The Fancy Hotels & Luxurious Headboards of Elizabeth Warren’s Campaign

Massachusetts Democrat Elizabeth Warren may tout herself as the candidate of the poorest 99 percent, but someone on her campaign likes staying at hotels worthy of the richest1 percent.

A review of the Warren for Senate campaign’s filings with the Federal Election Commission shows that someone on her campaign stayed at the Starwood Hotel’s luxurious “W” chain three times — once in December in Washington, and twice in New York City, in February and March. The Washington stay cost the campaign $1,099; the February stay cost the campaign $1,058, and the March stay cost $2,124.

According to the Starwood Hotels web site, a room at the W in Washington runs a minimum of $375 per night and goes up to $619; a stay at the one in New York’s Union Square runs at minimum $479 per night and goes all the way up to $4,000. (Hotels may change their price depending on the season and night of the week.) The lowest-cost “wonderful room” at the W features an “ergonomic workspace” and a bathroom with “Bliss Lemon + Sage Sinkside Six.” At the Union Square venue, “pillow-top mattress is layered with a featherbed and down duvet, and accented by plump down pillows and a headboard that winks at the electrifying contrasts of the surrounding neighborhood.”

The Warren campaign likes to emphasize that many of their donors are not wealthy; they said 81 percent of their donations in the most recent quarter were for $50 or less. And now those small donors can rest easy, knowing that Warren or her staffers aren’t forced to make do with one of those mundane, non-winking headboards.

Just to clarify, this is the Elizabeth Warren whose net worth is about $14.5 million, who emphasized in television interviews that she isn’t one of those “wealthy individuals who have a lot of stock portfolios.”
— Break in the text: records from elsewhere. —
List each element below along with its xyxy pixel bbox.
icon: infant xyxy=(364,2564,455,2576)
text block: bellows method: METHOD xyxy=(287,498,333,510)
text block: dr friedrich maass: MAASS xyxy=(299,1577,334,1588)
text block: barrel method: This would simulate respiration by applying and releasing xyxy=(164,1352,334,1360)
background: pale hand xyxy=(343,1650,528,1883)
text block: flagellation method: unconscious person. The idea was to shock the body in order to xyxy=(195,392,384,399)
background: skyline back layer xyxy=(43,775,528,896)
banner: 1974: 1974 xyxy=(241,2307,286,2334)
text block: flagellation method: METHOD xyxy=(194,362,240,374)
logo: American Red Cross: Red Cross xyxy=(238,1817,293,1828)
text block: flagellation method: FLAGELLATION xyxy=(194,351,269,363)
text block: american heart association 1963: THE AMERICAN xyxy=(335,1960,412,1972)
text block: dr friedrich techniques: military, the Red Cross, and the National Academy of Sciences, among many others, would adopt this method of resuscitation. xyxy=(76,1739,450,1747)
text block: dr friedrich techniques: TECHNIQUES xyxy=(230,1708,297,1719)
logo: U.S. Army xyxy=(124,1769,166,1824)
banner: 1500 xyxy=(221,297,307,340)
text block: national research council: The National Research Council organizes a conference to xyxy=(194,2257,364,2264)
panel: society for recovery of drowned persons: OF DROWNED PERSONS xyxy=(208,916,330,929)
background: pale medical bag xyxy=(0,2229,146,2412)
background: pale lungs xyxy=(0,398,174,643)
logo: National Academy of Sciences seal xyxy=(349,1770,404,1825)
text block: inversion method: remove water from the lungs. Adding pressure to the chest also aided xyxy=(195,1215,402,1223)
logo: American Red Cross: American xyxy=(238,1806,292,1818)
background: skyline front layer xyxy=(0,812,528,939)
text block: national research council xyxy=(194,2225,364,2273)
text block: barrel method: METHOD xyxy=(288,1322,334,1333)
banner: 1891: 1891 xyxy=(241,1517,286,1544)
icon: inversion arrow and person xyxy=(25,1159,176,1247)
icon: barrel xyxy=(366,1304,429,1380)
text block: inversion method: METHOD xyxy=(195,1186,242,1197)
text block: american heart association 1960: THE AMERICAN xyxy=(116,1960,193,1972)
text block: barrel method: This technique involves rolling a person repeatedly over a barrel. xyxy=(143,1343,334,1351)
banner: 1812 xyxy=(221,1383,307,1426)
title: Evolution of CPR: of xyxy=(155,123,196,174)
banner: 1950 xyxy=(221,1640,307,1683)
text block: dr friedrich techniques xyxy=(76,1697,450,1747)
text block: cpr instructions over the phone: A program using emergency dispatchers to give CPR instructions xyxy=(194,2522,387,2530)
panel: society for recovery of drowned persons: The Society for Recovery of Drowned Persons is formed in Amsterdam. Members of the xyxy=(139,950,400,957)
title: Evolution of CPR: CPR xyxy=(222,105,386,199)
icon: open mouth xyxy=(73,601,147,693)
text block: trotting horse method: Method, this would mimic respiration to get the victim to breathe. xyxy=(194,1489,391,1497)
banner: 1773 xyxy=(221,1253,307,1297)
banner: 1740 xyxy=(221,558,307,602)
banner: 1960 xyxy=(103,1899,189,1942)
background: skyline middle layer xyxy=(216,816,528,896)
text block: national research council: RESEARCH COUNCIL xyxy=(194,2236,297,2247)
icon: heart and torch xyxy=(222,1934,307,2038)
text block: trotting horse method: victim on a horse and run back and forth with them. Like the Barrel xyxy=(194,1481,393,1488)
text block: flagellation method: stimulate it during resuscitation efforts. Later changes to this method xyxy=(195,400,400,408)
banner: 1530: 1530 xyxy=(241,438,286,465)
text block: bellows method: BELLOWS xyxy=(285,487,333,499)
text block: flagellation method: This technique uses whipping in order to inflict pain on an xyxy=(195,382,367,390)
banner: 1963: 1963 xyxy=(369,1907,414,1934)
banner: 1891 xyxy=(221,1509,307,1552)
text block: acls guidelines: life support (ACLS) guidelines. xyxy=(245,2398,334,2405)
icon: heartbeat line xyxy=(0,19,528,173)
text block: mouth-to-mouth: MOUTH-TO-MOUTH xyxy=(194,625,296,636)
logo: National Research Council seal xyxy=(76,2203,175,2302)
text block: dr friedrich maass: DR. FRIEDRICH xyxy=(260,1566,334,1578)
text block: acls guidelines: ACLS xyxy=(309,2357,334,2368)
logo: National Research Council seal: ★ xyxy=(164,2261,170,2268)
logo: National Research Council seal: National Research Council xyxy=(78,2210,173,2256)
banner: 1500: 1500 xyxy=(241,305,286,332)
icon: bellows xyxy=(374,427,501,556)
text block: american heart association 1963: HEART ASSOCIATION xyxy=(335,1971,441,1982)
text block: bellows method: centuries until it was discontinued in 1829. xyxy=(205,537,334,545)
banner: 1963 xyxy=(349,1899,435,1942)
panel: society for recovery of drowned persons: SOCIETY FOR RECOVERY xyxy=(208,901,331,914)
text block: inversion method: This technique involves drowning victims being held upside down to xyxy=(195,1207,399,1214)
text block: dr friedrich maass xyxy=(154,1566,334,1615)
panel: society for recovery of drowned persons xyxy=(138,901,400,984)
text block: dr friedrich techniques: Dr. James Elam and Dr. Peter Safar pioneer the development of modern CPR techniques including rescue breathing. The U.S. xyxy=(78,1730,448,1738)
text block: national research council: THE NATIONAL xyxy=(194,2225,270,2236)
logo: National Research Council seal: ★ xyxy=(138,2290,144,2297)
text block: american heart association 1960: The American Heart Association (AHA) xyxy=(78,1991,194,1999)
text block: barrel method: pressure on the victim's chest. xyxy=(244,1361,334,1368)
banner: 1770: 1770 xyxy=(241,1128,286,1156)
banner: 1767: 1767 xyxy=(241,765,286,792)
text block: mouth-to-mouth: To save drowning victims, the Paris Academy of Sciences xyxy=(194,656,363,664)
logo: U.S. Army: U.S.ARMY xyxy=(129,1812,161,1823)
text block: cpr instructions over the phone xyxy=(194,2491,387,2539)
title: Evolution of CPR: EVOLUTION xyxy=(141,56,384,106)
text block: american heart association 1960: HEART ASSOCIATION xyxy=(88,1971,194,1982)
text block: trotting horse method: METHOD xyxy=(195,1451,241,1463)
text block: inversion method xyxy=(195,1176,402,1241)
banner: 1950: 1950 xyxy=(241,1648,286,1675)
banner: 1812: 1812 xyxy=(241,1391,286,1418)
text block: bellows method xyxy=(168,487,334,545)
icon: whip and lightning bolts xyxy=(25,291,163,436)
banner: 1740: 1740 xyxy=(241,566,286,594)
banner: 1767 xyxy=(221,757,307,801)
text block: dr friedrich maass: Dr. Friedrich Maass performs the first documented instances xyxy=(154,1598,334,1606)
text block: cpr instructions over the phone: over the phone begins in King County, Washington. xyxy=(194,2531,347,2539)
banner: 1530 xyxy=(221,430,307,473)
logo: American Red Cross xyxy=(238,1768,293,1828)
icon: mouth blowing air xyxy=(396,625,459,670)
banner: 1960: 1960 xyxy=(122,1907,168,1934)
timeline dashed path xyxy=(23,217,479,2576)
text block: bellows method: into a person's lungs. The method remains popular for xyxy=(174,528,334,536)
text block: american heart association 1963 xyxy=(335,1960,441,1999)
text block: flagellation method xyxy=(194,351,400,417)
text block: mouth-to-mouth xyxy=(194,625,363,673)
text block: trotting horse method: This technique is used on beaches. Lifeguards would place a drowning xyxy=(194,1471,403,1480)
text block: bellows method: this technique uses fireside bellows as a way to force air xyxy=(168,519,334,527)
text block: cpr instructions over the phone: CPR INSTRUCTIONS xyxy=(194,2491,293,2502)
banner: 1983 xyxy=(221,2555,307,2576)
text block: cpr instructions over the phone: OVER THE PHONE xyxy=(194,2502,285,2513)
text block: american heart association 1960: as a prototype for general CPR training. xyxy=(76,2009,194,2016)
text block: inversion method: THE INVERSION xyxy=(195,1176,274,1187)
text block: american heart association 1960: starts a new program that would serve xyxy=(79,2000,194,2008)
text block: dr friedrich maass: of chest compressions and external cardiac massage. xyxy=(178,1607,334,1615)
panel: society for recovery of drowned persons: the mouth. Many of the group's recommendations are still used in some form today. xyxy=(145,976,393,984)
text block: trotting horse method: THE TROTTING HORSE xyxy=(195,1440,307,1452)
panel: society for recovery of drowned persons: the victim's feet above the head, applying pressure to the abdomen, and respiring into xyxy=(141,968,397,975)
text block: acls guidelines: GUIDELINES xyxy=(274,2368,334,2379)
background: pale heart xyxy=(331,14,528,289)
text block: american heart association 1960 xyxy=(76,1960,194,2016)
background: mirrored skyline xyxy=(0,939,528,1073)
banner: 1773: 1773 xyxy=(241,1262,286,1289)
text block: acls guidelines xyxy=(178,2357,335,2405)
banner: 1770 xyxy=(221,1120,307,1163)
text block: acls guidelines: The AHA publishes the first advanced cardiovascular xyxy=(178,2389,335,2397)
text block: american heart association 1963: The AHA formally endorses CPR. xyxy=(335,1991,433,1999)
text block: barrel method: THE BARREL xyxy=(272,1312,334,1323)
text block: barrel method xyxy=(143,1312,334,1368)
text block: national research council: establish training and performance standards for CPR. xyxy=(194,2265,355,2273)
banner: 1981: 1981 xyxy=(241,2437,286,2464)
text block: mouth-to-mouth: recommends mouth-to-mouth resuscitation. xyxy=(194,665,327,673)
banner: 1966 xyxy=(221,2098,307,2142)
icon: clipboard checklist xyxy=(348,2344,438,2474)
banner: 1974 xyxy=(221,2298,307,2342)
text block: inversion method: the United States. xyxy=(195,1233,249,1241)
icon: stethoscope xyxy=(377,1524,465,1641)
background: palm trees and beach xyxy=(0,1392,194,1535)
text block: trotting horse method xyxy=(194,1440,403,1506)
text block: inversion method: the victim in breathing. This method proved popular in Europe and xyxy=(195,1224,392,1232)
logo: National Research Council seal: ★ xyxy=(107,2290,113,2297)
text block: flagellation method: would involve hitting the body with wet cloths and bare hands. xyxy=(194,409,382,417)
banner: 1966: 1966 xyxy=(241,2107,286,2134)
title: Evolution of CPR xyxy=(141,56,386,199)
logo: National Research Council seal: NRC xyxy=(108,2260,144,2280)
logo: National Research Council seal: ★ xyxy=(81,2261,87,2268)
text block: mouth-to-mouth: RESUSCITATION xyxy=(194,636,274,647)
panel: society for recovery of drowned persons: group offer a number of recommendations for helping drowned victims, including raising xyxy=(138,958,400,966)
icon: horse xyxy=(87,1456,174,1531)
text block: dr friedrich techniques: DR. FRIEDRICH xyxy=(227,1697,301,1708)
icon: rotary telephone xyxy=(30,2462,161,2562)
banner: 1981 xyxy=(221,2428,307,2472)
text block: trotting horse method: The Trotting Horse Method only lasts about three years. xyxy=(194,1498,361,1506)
Campaign records through March 31 show Warren’s campaign also spent $18,210 on catering, $18,000 to purchase the e-mail list of Change.org, $10,351 to the Hillary Clinton for President campaign to purchase their e-mail list; $7,666 on office supplies, $1,610 on parking, $1,427 on 17 separate charges for flowers from Winston Flowers in Boston, $885 on photocopies, and $414 to “Nestle Pure Life” for “water.”